Золотой свет проник в меня и стал разрастаться, оделяя душу новой зоркостью, даря ей новый медленно складывающийся смысл. Смысл этот был подхвачен и окончательно раскрыт симфонией, той самой, восьмой Шостаковича, зазвучавшей во мне как раз в эти минуты, за несколько мгновений перед Хохом. Я шел по залам дальше, и симфония распускалась жутким, но освобождающим гимном.
Я вышел на улицу, ветер стих. Стало спокойно и ясно, я всей грудью вдохнул морозного воздуха, пахло, точно в деревне, свежо, объемно, вот что значит жить без машин, уже стемнело, поглядел наверх – боже! небо вглядывалось в меня тысячью звезд. В щеку ткнулось что-то мокрое, горячее и немного вонючее. Я обнял моего друга за шею и замер.

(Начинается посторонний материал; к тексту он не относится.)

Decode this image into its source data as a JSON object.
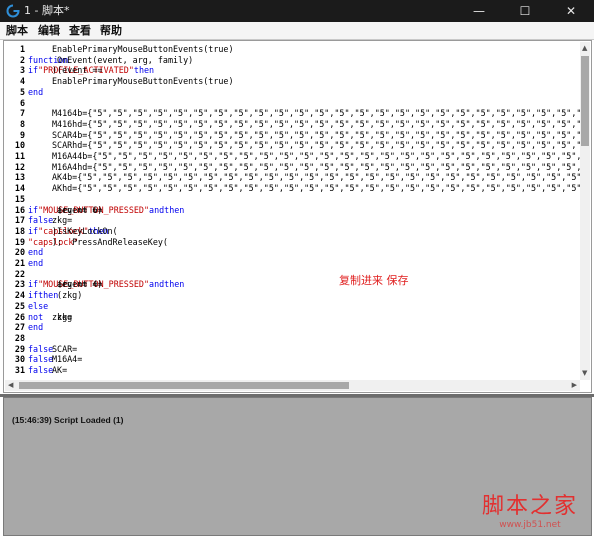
{
  "window": {
    "title": "1 - 脚本*",
    "minimize_symbol": "—",
    "maximize_symbol": "☐",
    "close_symbol": "✕",
    "logo_icon": "logitech-g-logo",
    "accent": "#2f8fd8"
  },
  "menu": [
    "脚本",
    "编辑",
    "查看",
    "帮助"
  ],
  "editor": {
    "lines": [
      {
        "n": "1",
        "seg": [
          {
            "t": "EnablePrimaryMouseButtonEvents(true)",
            "c": "tx"
          }
        ]
      },
      {
        "n": "2",
        "seg": [
          {
            "t": "function",
            "c": "kw"
          },
          {
            "t": " OnEvent(event, arg, family)",
            "c": "tx"
          }
        ]
      },
      {
        "n": "3",
        "seg": [
          {
            "t": "if",
            "c": "kw"
          },
          {
            "t": " (event == ",
            "c": "tx"
          },
          {
            "t": "\"PROFILE_ACTIVATED\"",
            "c": "st"
          },
          {
            "t": ") ",
            "c": "tx"
          },
          {
            "t": "then",
            "c": "kw"
          }
        ]
      },
      {
        "n": "4",
        "seg": [
          {
            "t": "EnablePrimaryMouseButtonEvents(true)",
            "c": "tx"
          }
        ]
      },
      {
        "n": "5",
        "seg": [
          {
            "t": "end",
            "c": "kw"
          }
        ]
      },
      {
        "n": "6",
        "seg": []
      },
      {
        "n": "7",
        "seg": [
          {
            "t": "M4164b={\"5\",\"5\",\"5\",\"5\",\"5\",\"5\",\"5\",\"5\",\"5\",\"5\",\"5\",\"5\",\"5\",\"5\",\"5\",\"5\",\"5\",\"5\",\"5\",\"5\",\"5\",\"5\",\"5\",\"5\",\"5\",\"5\",\"5\",\"5\"",
            "c": "tx"
          }
        ]
      },
      {
        "n": "8",
        "seg": [
          {
            "t": "M416hd={\"5\",\"5\",\"5\",\"5\",\"5\",\"5\",\"5\",\"5\",\"5\",\"5\",\"5\",\"5\",\"5\",\"5\",\"5\",\"5\",\"5\",\"5\",\"5\",\"5\",\"5\",\"5\",\"5\",\"5\",\"5\",\"5\",\"5\",\"5\"",
            "c": "tx"
          }
        ]
      },
      {
        "n": "9",
        "seg": [
          {
            "t": "SCAR4b={\"5\",\"5\",\"5\",\"5\",\"5\",\"5\",\"5\",\"5\",\"5\",\"5\",\"5\",\"5\",\"5\",\"5\",\"5\",\"5\",\"5\",\"5\",\"5\",\"5\",\"5\",\"5\",\"5\",\"5\",\"5\",\"5\",\"5\",\"5\"",
            "c": "tx"
          }
        ]
      },
      {
        "n": "10",
        "seg": [
          {
            "t": "SCARhd={\"5\",\"5\",\"5\",\"5\",\"5\",\"5\",\"5\",\"5\",\"5\",\"5\",\"5\",\"5\",\"5\",\"5\",\"5\",\"5\",\"5\",\"5\",\"5\",\"5\",\"5\",\"5\",\"5\",\"5\",\"5\",\"5\",\"5\",\"5\"",
            "c": "tx"
          }
        ]
      },
      {
        "n": "11",
        "seg": [
          {
            "t": "M16A44b={\"5\",\"5\",\"5\",\"5\",\"5\",\"5\",\"5\",\"5\",\"5\",\"5\",\"5\",\"5\",\"5\",\"5\",\"5\",\"5\",\"5\",\"5\",\"5\",\"5\",\"5\",\"5\",\"5\",\"5\",\"5\",\"5\",\"5\",\"5\"",
            "c": "tx"
          }
        ]
      },
      {
        "n": "12",
        "seg": [
          {
            "t": "M16A4hd={\"5\",\"5\",\"5\",\"5\",\"5\",\"5\",\"5\",\"5\",\"5\",\"5\",\"5\",\"5\",\"5\",\"5\",\"5\",\"5\",\"5\",\"5\",\"5\",\"5\",\"5\",\"5\",\"5\",\"5\",\"5\",\"5\",\"5\",\"5\"",
            "c": "tx"
          }
        ]
      },
      {
        "n": "13",
        "seg": [
          {
            "t": "AK4b={\"5\",\"5\",\"5\",\"5\",\"5\",\"5\",\"5\",\"5\",\"5\",\"5\",\"5\",\"5\",\"5\",\"5\",\"5\",\"5\",\"5\",\"5\",\"5\",\"5\",\"5\",\"5\",\"5\",\"5\",\"5\",\"5\",\"5\",\"5\"",
            "c": "tx"
          }
        ]
      },
      {
        "n": "14",
        "seg": [
          {
            "t": "AKhd={\"5\",\"5\",\"5\",\"5\",\"5\",\"5\",\"5\",\"5\",\"5\",\"5\",\"5\",\"5\",\"5\",\"5\",\"5\",\"5\",\"5\",\"5\",\"5\",\"5\",\"5\",\"5\",\"5\",\"5\",\"5\",\"5\",\"5\",\"5\"",
            "c": "tx"
          }
        ]
      },
      {
        "n": "15",
        "seg": []
      },
      {
        "n": "16",
        "seg": [
          {
            "t": "if",
            "c": "kw"
          },
          {
            "t": " (event == ",
            "c": "tx"
          },
          {
            "t": "\"MOUSE_BUTTON_PRESSED\"",
            "c": "st"
          },
          {
            "t": " ",
            "c": "tx"
          },
          {
            "t": "and",
            "c": "kw"
          },
          {
            "t": " arg == 6) ",
            "c": "tx"
          },
          {
            "t": "then",
            "c": "kw"
          }
        ]
      },
      {
        "n": "17",
        "seg": [
          {
            "t": "zkg=",
            "c": "tx"
          },
          {
            "t": "false",
            "c": "kw"
          }
        ]
      },
      {
        "n": "18",
        "seg": [
          {
            "t": " ",
            "c": "tx"
          },
          {
            "t": "if",
            "c": "kw"
          },
          {
            "t": " IsKeyLockOn(",
            "c": "tx"
          },
          {
            "t": "\"capslock\"",
            "c": "st"
          },
          {
            "t": ") ",
            "c": "tx"
          },
          {
            "t": "then",
            "c": "kw"
          }
        ]
      },
      {
        "n": "19",
        "seg": [
          {
            "t": "    PressAndReleaseKey(",
            "c": "tx"
          },
          {
            "t": "\"capslock\"",
            "c": "st"
          },
          {
            "t": ");",
            "c": "tx"
          }
        ]
      },
      {
        "n": "20",
        "seg": [
          {
            "t": " ",
            "c": "tx"
          },
          {
            "t": "end",
            "c": "kw"
          }
        ]
      },
      {
        "n": "21",
        "seg": [
          {
            "t": "end",
            "c": "kw"
          }
        ]
      },
      {
        "n": "22",
        "seg": []
      },
      {
        "n": "23",
        "seg": [
          {
            "t": "if",
            "c": "kw"
          },
          {
            "t": " (event == ",
            "c": "tx"
          },
          {
            "t": "\"MOUSE_BUTTON_PRESSED\"",
            "c": "st"
          },
          {
            "t": " ",
            "c": "tx"
          },
          {
            "t": "and",
            "c": "kw"
          },
          {
            "t": " arg == 4) ",
            "c": "tx"
          },
          {
            "t": "then",
            "c": "kw"
          }
        ]
      },
      {
        "n": "24",
        "seg": [
          {
            "t": "if",
            "c": "kw"
          },
          {
            "t": " (zkg)",
            "c": "tx"
          },
          {
            "t": "then",
            "c": "kw"
          }
        ]
      },
      {
        "n": "25",
        "seg": [
          {
            "t": "else",
            "c": "kw"
          }
        ]
      },
      {
        "n": "26",
        "seg": [
          {
            "t": "zkg=",
            "c": "tx"
          },
          {
            "t": "not",
            "c": "kw"
          },
          {
            "t": " zkg",
            "c": "tx"
          }
        ]
      },
      {
        "n": "27",
        "seg": [
          {
            "t": "end",
            "c": "kw"
          }
        ]
      },
      {
        "n": "28",
        "seg": []
      },
      {
        "n": "29",
        "seg": [
          {
            "t": "SCAR=",
            "c": "tx"
          },
          {
            "t": "false",
            "c": "kw"
          }
        ]
      },
      {
        "n": "30",
        "seg": [
          {
            "t": "M16A4=",
            "c": "tx"
          },
          {
            "t": "false",
            "c": "kw"
          }
        ]
      },
      {
        "n": "31",
        "seg": [
          {
            "t": "AK=",
            "c": "tx"
          },
          {
            "t": "false",
            "c": "kw"
          }
        ]
      }
    ]
  },
  "annotation": "复制进来 保存",
  "output": {
    "message": "(15:46:39) Script Loaded (1)"
  },
  "watermark": {
    "main": "脚本之家",
    "url": "www.jb51.net"
  }
}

В ушах уже гремели духовые и ударные, отрезанные человеческие уши, кисти музыкантов, продырявленные картины художников, мускулистые руки плотников, детские ботиночки, человеческие кости текли в густой реке крови, машина зла работала всё упоеннее, всё быстрей; боль, что я нес в себе, становилась все невыносимее, все сильнее, снесла кое-как сколоченную за два этих года плотину и вскипела. Черный поток отчаяния накрыл меня с головой.
Я очнулся от того, что в окно скреблось робкое зарево рассвета, маленький зеленый стебель пробился сквозь выгоревшую землю и тянулся вверх. Где мой конь? – успел подумать я и окончательно проснулся.
Вот какой мне приснился сон. С проросшим ростком.
Восьмая симфония на диске кончилась, прозвучали последние аккорды тишины, несмелой надежды. Я поднялся, поглядел на стеллажи с нечитанными томами, собрался и вышел из дома.